At a basic level, triangulation could be of four different types:
Lets’ dive into a couple of case studies to understand how concurrent triangulation fits in over a practical scenario.
CASE STUDY 1: A Fintech Startup launching an App
Background:
An org. is looking to build an understanding of the markets, the users, their pain points (Major / Minor) prior to commissioning the building an app whilst gleaning enough insight into whether or not the strategic direction happens to be good fit for the org. looking to pass the desirability, feasibility & viability tests
Conventional route:
Conducts a short survey to gauge the attitude of the user groups towards investments in the first place whilst ensuring a wider sample space coverage as it could be quite a viable proposition across age groups
Tracks survey results to understand if a basic demand for the App is established
Takes additional 1:1s with the one’s who are willing to participate towards gauging their behavior towards why they think investments into certain classes are good & why they think the others are risky
Concurrent Triangulation:
Floats a survey to arrive at how many salaried employees in the age groups 25-50 would be willing to make investments whilst understanding their perception of RISK
(Investments are a risk alright but I am willing to invest if it is proven to be safe)

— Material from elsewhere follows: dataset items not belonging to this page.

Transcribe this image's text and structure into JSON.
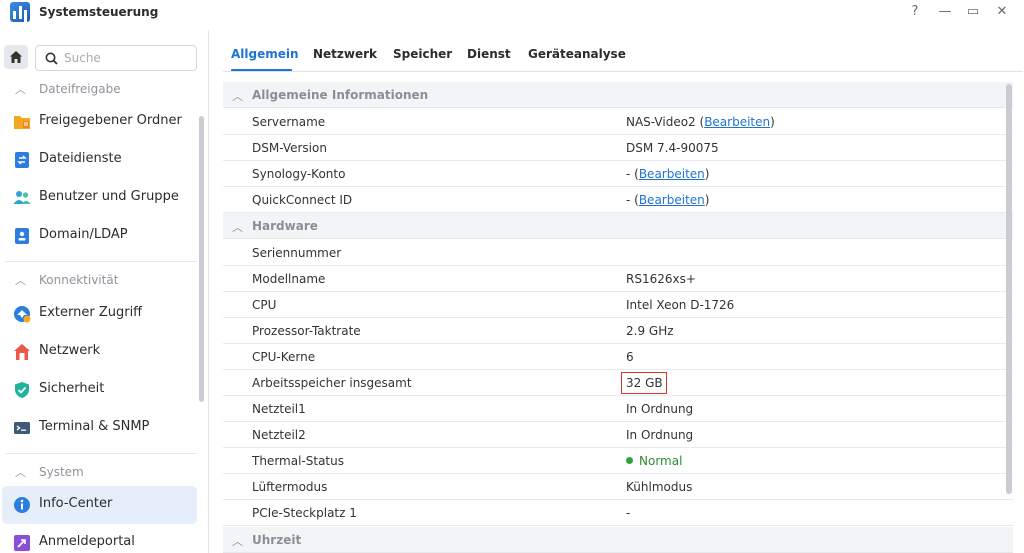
{
  "window": {
    "title": "Systemsteuerung",
    "controls": {
      "help": "?",
      "minimize": "—",
      "maximize": "▭",
      "close": "✕"
    }
  },
  "sidebar": {
    "search_placeholder": "Suche",
    "sections": [
      {
        "label": "Dateifreigabe",
        "items": [
          "Freigegebener Ordner",
          "Dateidienste",
          "Benutzer und Gruppe",
          "Domain/LDAP"
        ]
      },
      {
        "label": "Konnektivität",
        "items": [
          "Externer Zugriff",
          "Netzwerk",
          "Sicherheit",
          "Terminal & SNMP"
        ]
      },
      {
        "label": "System",
        "items": [
          "Info-Center",
          "Anmeldeportal"
        ]
      }
    ],
    "active_item": "Info-Center"
  },
  "tabs": [
    "Allgemein",
    "Netzwerk",
    "Speicher",
    "Dienst",
    "Geräteanalyse"
  ],
  "active_tab": "Allgemein",
  "groups": {
    "general": {
      "title": "Allgemeine Informationen",
      "rows": [
        {
          "key": "Servername",
          "value": "NAS-Video2 (",
          "link": "Bearbeiten",
          "suffix": ")"
        },
        {
          "key": "DSM-Version",
          "value": "DSM 7.4-90075"
        },
        {
          "key": "Synology-Konto",
          "value": "- (",
          "link": "Bearbeiten",
          "suffix": ")"
        },
        {
          "key": "QuickConnect ID",
          "value": "- (",
          "link": "Bearbeiten",
          "suffix": ")"
        }
      ]
    },
    "hardware": {
      "title": "Hardware",
      "rows": [
        {
          "key": "Seriennummer",
          "value": ""
        },
        {
          "key": "Modellname",
          "value": "RS1626xs+"
        },
        {
          "key": "CPU",
          "value": "Intel Xeon D-1726"
        },
        {
          "key": "Prozessor-Taktrate",
          "value": "2.9 GHz"
        },
        {
          "key": "CPU-Kerne",
          "value": "6"
        },
        {
          "key": "Arbeitsspeicher insgesamt",
          "value": "32 GB"
        },
        {
          "key": "Netzteil1",
          "value": "In Ordnung"
        },
        {
          "key": "Netzteil2",
          "value": "In Ordnung"
        },
        {
          "key": "Thermal-Status",
          "value": "Normal"
        },
        {
          "key": "Lüftermodus",
          "value": "Kühlmodus"
        },
        {
          "key": "PCIe-Steckplatz 1",
          "value": "-"
        }
      ]
    },
    "time": {
      "title": "Uhrzeit"
    }
  },
  "colors": {
    "accent": "#1f74d2",
    "highlight": "#d9342b",
    "status_ok": "#2fa33b"
  }
}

Resorts to a few additional user interviews in parallel splitting the sample space on age group along with the introduction of various asset classes RISK
(Equities are riskier, yes. But I think one could land a handsome reward if one puts their foot right, when the latter part seems to be the most difficult)

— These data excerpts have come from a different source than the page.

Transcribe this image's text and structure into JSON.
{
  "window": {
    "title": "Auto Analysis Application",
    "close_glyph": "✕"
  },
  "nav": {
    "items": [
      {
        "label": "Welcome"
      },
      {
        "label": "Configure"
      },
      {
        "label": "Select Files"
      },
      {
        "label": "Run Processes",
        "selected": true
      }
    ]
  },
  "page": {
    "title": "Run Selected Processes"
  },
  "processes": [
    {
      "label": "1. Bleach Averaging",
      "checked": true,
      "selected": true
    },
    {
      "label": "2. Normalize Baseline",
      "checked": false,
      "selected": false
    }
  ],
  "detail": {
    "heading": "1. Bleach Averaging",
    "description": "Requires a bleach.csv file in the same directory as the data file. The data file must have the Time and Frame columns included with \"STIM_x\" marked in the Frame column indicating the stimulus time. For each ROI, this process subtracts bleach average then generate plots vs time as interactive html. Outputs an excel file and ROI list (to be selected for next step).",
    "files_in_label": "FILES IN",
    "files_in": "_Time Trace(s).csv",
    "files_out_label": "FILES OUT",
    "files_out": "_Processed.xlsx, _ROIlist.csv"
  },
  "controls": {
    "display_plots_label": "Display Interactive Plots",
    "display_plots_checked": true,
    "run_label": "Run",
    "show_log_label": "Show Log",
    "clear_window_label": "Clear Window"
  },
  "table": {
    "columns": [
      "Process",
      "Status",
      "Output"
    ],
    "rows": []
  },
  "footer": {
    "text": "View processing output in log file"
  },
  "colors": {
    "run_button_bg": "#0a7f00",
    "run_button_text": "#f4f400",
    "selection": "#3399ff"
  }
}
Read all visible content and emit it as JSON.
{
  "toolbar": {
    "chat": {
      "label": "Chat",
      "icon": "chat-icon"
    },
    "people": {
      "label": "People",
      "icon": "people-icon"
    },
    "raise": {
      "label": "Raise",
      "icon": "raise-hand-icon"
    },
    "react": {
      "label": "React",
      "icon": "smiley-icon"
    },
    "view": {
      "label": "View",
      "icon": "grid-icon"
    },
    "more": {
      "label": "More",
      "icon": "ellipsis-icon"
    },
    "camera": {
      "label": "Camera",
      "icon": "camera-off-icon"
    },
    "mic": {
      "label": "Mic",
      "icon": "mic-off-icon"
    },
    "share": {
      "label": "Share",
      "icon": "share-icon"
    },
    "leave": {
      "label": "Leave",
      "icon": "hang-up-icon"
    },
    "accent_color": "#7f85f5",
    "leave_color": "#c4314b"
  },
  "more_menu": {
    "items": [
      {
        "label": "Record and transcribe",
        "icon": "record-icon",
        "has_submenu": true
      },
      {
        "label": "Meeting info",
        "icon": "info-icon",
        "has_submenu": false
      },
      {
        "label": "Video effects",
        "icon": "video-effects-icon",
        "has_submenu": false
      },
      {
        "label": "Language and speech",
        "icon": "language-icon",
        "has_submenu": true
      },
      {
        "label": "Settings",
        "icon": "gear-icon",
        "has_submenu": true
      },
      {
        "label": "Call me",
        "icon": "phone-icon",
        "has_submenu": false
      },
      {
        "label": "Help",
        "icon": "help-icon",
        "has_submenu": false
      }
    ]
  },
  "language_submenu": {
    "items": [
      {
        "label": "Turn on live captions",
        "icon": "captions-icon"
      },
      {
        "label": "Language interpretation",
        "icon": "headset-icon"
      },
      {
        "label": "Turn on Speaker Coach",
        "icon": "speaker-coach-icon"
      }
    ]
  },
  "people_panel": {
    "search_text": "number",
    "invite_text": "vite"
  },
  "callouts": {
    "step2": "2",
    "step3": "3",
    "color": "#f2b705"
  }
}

Triangulate the results of the above 2 steps to determine the likelihood of a given demographic to take the risk pitted against their perception of rewards
The data could then show a rather skewed distribution towards a certain asset class validating the decision to proceed with the App targeting the given market segment
(Equity investments are attractive but if there is a way to manage the risk element, it could be a welcoming route for most)
CASE STUDY 2: A big-ticket Event Management Org.
Background:
An org. that’s into event management organizes mega events flowing in international artists in to perform for an audience & now they are looking to replicate the M.O. over an entirely new geographic region, so understanding what fits the bill as for the audience is something of a first step they plan to take
Conventional route:
Floats a banner advert targeting the given geography placing it strategically at high-traffic sites / social media to measure the interest by intern pinning on the CTAs
Takes the survey route to gauge the no. of people who have been / would like to go to a rock concert if in case it was accessible in their city
Tracks survey results to establish a satiable demand pitting it against the size of the sample space so as to further the idea
Concurrent Triangulation:
Floats a survey over a sample space of 5K trying to establish interest in music concerts
(Yes, people seem interested, indeed starved for concerts in the geography)

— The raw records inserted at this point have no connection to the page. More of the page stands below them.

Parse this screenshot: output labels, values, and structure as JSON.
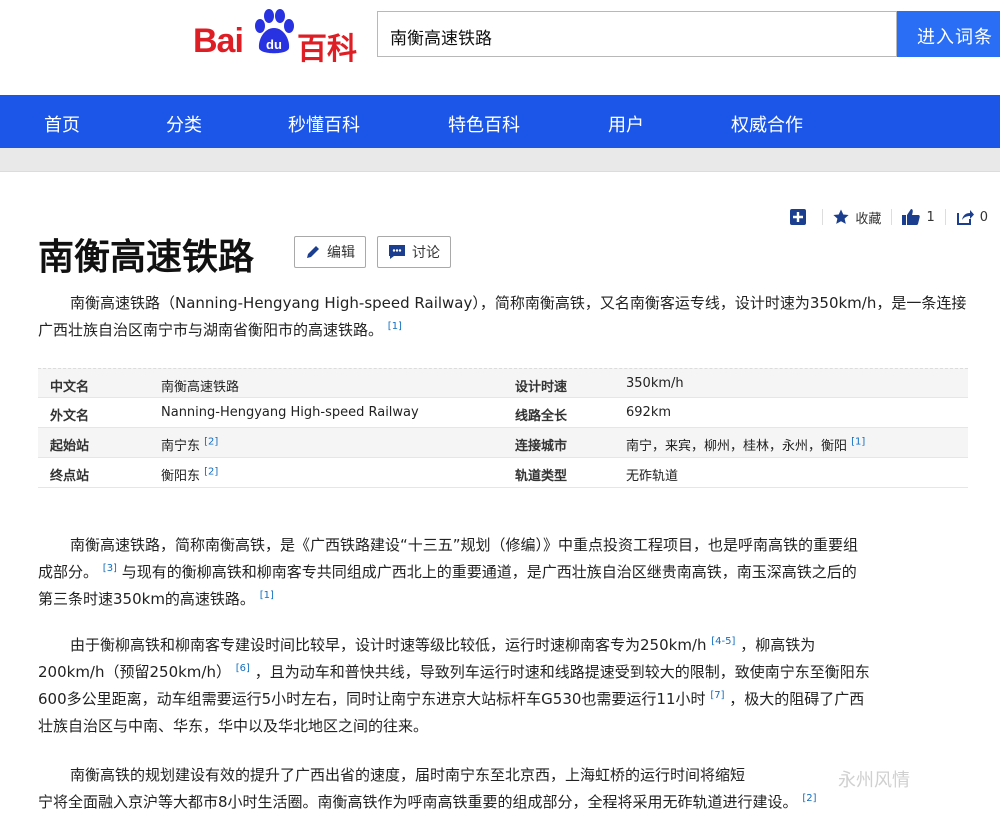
{
  "header": {
    "logo_bai": "Bai",
    "logo_du": "du",
    "logo_bk": "百科",
    "search_value": "南衡高速铁路",
    "search_button": "进入词条"
  },
  "nav": [
    "首页",
    "分类",
    "秒懂百科",
    "特色百科",
    "用户",
    "权威合作"
  ],
  "toolbar": {
    "collect_label": "收藏",
    "like_count": "1",
    "share_count": "0"
  },
  "page": {
    "title": "南衡高速铁路",
    "edit_label": "编辑",
    "discuss_label": "讨论"
  },
  "intro": {
    "text": "南衡高速铁路（Nanning-Hengyang High-speed Railway），简称南衡高铁，又名南衡客运专线，设计时速为350km/h，是一条连接广西壮族自治区南宁市与湖南省衡阳市的高速铁路。",
    "ref": "[1]"
  },
  "infobox": [
    {
      "l1": "中文名",
      "v1": "南衡高速铁路",
      "r1": "",
      "l2": "设计时速",
      "v2": "350km/h",
      "r2": ""
    },
    {
      "l1": "外文名",
      "v1": "Nanning-Hengyang High-speed Railway",
      "r1": "",
      "l2": "线路全长",
      "v2": "692km",
      "r2": ""
    },
    {
      "l1": "起始站",
      "v1": "南宁东",
      "r1": "[2]",
      "l2": "连接城市",
      "v2": "南宁，来宾，柳州，桂林，永州，衡阳",
      "r2": "[1]"
    },
    {
      "l1": "终点站",
      "v1": "衡阳东",
      "r1": "[2]",
      "l2": "轨道类型",
      "v2": "无砟轨道",
      "r2": ""
    }
  ],
  "paragraphs": [
    {
      "line1": "南衡高速铁路，简称南衡高铁，是《广西铁路建设“十三五”规划（修编）》中重点投资工程项目，也是呼南高铁的重要组",
      "line2a": "成部分。",
      "ref2a": "[3]",
      "line2b": "与现有的衡柳高铁和柳南客专共同组成广西北上的重要通道，是广西壮族自治区继贵南高铁，南玉深高铁之后的",
      "line3": "第三条时速350km的高速铁路。",
      "ref3": "[1]"
    },
    {
      "line1": "由于衡柳高铁和柳南客专建设时间比较早，设计时速等级比较低，运行时速柳南客专为250km/h",
      "ref1": "[4-5]",
      "line1b": "，柳高铁为",
      "line2": "200km/h（预留250km/h）",
      "ref2": "[6]",
      "line2b": "，且为动车和普快共线，导致列车运行时速和线路提速受到较大的限制，致使南宁东至衡阳东",
      "line3": "600多公里距离，动车组需要运行5小时左右，同时让南宁东进京大站标杆车G530也需要运行11小时",
      "ref3": "[7]",
      "line3b": "，极大的阻碍了广西",
      "line4": "壮族自治区与中南、华东，华中以及华北地区之间的往来。"
    },
    {
      "line1": "南衡高铁的规划建设有效的提升了广西出省的速度，届时南宁东至北京西，上海虹桥的运行时间将缩短",
      "line2": "宁将全面融入京沪等大都市8小时生活圈。南衡高铁作为呼南高铁重要的组成部分，全程将采用无砟轨道进行建设。",
      "ref2": "[2]"
    }
  ],
  "watermark": "永州风情",
  "colors": {
    "nav_blue": "#1b56e9",
    "search_blue": "#2a6ef5",
    "brand_red": "#de1e25",
    "paw_blue": "#2932e1",
    "ref_blue": "#136ec2"
  }
}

Hits up 18 – 40 age groups to understand the preferred genre of music & get a fair idea of the willingness to pay given the price range of the tickets
(Excitement is at its peak as for rock & pop concerts, when most are ok the price point seems to be a concern for a select few)
Uses Triangulation to combine the results of the above 2 steps to arrive at a workable result
(given the sample space in question, a rock concert seems to the most preferred)
In Conclusion:
There are many ways & means to conduct good research. When concurrent triangulation could prove to be effective over conventional methods that happen take a stepwise approach to slicing up the data-pie, the one important piece of wisdom that ought to prevail above all else is NEVER & ABSOLUTELY NEVER to proceed with ideas sans clearly establishing data to support that hypothesis, that conviction, that “gut feel”. Test out your ideas thoroughly.